In US, nel primo pomeriggio, era prevista la pubblicazione della produzione industriale di giugno. Il dato è uscito leggermente meglio delle attese (0.6% da prec -0.5% e vs attese per +0.5%), ma la revisione al dato di maggio gli sottrae forza. L’impatto sul GDP del trimestre è comunque ridotto. A latere, la fiducia degli Homeboilders è rimasta stabile a 68, un livello storicamente elevato.
Ma il clou odierno era il discorso di Powell al Senato. In verità il testo è parso assai bilanciato e ha offerto poche novità. L’economia è solida, il mercato del lavoro robusto, e il trend inflattivo incoraggiante. Al momento la situazione suggerisce di continuare con la rimozione dello stimolo, attraverso graduali aumenti dei tassi. La scarsità di caveat (Cina, curva dei rendimenti etc) ha moderatamente accentuato l’ottimismo di cui era pervaso l’intervento. Nel Q&A Powell ha affrontato la nota questione dell’appiattimento della curva come presagio di recessione, sostenendo che ha a che vedere con la percezione del livello di tasso naturale di lungo periodo. Come osservato nel lampi del 29 giugno, se la FED indica nelle sue projections Fed Funds sopra il 3% a fine 2020, e un tasso naturale al 2.9%, non ci si può sorprendere se la curva si appiattisce via via che il mercato prezza rialzi. Sul fronte dazi, Powell ha dichiarato che per il momento non si vedono molti effetti, ma si sta elevando un “coro di preoccupazione” e che in generale i paesi che hanno evitato di erigere barriere protezionistiche sono cresciuti di più. E pensare che è considerato un protetto di Trump.
Difficile dire se sia stato davvero l’ottimismo di Powell a risollevare il sentiment, ma è un fatto che l’azionario si è dato un po’ una scossa.

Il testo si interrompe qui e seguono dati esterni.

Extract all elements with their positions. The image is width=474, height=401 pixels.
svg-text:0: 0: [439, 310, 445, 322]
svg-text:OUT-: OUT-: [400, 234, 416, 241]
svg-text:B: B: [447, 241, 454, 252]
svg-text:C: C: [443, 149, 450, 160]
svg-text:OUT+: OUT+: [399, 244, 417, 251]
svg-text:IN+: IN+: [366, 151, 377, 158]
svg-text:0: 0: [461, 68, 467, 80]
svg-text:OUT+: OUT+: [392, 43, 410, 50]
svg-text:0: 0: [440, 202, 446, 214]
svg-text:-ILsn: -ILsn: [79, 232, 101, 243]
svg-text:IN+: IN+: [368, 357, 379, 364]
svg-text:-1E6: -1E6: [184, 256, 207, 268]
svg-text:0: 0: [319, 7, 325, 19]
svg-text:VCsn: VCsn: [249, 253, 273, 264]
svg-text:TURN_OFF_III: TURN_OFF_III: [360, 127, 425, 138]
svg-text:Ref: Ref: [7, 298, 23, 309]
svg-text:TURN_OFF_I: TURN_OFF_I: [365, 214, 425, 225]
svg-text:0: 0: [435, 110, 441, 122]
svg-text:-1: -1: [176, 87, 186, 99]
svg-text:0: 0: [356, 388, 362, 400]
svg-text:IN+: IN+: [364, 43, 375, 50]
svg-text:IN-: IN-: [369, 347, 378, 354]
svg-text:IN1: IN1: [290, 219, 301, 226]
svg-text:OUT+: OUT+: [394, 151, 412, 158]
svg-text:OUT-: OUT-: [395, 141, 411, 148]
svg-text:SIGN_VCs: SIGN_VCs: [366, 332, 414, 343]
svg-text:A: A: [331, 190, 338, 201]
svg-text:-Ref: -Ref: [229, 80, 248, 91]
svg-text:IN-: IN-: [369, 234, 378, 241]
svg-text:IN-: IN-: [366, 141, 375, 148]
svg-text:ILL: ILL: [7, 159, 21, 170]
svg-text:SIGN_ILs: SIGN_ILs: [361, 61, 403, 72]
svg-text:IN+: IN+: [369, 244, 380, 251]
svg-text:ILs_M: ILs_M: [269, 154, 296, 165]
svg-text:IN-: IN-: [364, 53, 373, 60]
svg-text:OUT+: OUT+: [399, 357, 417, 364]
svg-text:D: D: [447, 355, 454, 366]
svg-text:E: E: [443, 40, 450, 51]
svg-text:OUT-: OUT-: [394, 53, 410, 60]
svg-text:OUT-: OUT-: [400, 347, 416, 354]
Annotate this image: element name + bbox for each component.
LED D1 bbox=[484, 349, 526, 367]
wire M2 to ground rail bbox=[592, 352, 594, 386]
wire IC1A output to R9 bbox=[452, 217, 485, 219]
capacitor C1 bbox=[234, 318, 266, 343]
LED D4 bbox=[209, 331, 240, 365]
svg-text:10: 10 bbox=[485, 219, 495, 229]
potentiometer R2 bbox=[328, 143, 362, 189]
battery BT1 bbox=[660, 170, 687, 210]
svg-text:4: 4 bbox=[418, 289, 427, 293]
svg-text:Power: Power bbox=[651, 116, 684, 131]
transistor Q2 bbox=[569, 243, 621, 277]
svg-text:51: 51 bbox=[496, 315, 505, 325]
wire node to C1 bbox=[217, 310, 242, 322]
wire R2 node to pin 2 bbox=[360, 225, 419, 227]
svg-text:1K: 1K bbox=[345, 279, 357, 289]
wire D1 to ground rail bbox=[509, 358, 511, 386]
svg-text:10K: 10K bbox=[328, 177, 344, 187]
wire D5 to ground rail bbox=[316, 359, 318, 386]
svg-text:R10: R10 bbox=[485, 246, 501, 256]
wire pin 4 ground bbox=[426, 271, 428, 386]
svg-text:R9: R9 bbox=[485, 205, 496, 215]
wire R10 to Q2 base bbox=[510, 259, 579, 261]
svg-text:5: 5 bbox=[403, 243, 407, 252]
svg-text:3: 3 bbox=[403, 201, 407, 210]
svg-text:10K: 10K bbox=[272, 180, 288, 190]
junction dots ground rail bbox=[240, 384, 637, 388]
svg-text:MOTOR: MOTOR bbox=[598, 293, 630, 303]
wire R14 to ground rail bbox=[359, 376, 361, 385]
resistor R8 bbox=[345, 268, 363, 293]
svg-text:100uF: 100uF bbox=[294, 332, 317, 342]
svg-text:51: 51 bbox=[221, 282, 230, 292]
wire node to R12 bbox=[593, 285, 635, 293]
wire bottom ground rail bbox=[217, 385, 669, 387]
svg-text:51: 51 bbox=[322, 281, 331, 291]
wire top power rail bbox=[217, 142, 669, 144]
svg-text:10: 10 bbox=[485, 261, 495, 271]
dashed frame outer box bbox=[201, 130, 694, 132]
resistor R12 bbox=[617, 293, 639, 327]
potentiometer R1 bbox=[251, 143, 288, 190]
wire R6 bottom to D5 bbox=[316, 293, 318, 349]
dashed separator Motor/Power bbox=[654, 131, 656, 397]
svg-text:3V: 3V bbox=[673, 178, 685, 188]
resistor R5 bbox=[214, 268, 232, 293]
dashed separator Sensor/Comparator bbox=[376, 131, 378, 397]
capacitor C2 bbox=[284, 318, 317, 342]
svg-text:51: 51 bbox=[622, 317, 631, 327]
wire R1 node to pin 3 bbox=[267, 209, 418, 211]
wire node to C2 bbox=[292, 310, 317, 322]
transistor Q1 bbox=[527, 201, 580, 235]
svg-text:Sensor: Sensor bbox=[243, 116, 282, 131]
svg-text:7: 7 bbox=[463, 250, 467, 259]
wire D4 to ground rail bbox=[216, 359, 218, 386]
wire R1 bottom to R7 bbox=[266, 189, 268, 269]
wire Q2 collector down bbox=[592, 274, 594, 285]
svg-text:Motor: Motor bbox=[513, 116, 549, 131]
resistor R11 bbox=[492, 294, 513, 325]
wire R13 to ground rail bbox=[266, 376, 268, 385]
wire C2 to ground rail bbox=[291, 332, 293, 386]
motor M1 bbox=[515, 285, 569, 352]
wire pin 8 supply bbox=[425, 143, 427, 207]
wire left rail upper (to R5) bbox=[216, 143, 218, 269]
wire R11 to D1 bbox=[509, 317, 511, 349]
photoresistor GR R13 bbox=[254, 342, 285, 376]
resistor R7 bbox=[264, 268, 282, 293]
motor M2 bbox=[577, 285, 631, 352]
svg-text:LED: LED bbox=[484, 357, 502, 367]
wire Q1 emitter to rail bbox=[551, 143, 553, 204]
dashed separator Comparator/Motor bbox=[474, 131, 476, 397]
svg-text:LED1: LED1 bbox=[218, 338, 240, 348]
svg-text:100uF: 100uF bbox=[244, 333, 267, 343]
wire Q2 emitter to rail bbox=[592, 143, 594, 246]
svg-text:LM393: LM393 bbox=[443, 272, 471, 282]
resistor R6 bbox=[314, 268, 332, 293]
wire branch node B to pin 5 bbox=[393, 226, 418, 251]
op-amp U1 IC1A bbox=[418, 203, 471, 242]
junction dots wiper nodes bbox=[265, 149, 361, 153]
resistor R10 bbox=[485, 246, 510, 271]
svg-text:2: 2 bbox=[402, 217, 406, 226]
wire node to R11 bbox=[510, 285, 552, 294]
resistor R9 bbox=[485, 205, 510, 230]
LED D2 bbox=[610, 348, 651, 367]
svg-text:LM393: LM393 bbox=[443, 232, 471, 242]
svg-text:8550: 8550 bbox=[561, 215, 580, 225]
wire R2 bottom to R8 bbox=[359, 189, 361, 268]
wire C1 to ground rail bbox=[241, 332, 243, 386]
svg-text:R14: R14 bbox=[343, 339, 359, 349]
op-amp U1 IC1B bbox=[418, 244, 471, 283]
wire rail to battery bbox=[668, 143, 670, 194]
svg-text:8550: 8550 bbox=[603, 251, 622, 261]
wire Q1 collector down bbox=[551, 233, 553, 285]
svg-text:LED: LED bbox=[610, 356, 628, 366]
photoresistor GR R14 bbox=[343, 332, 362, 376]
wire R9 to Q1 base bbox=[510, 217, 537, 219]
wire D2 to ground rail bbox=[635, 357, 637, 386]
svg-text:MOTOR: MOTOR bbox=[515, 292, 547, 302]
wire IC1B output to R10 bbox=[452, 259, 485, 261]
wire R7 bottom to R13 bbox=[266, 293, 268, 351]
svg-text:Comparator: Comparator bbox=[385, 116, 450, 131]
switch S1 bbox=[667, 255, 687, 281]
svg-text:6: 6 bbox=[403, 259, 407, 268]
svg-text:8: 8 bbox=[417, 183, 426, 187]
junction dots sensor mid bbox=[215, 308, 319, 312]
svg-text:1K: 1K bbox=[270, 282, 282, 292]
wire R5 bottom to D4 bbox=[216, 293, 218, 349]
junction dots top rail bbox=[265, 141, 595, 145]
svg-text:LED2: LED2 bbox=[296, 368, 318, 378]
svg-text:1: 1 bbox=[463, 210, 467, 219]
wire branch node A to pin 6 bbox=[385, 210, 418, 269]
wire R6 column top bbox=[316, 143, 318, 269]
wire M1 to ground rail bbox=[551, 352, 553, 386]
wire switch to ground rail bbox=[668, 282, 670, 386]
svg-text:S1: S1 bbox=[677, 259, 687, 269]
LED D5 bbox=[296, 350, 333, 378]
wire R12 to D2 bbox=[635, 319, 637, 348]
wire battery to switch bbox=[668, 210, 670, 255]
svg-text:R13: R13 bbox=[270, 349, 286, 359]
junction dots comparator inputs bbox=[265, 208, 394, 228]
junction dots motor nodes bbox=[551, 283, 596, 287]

Il supporto offerto al Dollaro dalla verve del Presidente Fed ha ridato un po’ di colore agli indici europei, Dax in primis, che hanno chiuso in positivo una seduta trascorsa quasi interamente in perdita. Difficile dire perchè i bonds europei core abbiano risentito cosi poco del recupero del sentiment, ma va detto che anche i tassi USA, primi interessati dalla stance FED (e con un mercato azionario più in forma) si sono limitati a restituire i cali maturati nella prima parte di seduta, e sono stabili sui livelli di ieri.
Sul fronte tecnico, il quadro continua ad essere positivo, con il Nasdaq 100 in grado di segnare nuovi massimi nel durante, nonostante Netflix, e l’S&P che testa con convinzione la resistenza in area 2790-2800,oltre la quale c’è il massimo di gennaio a 2866. Vedremo le chiusure cosa ci dicono.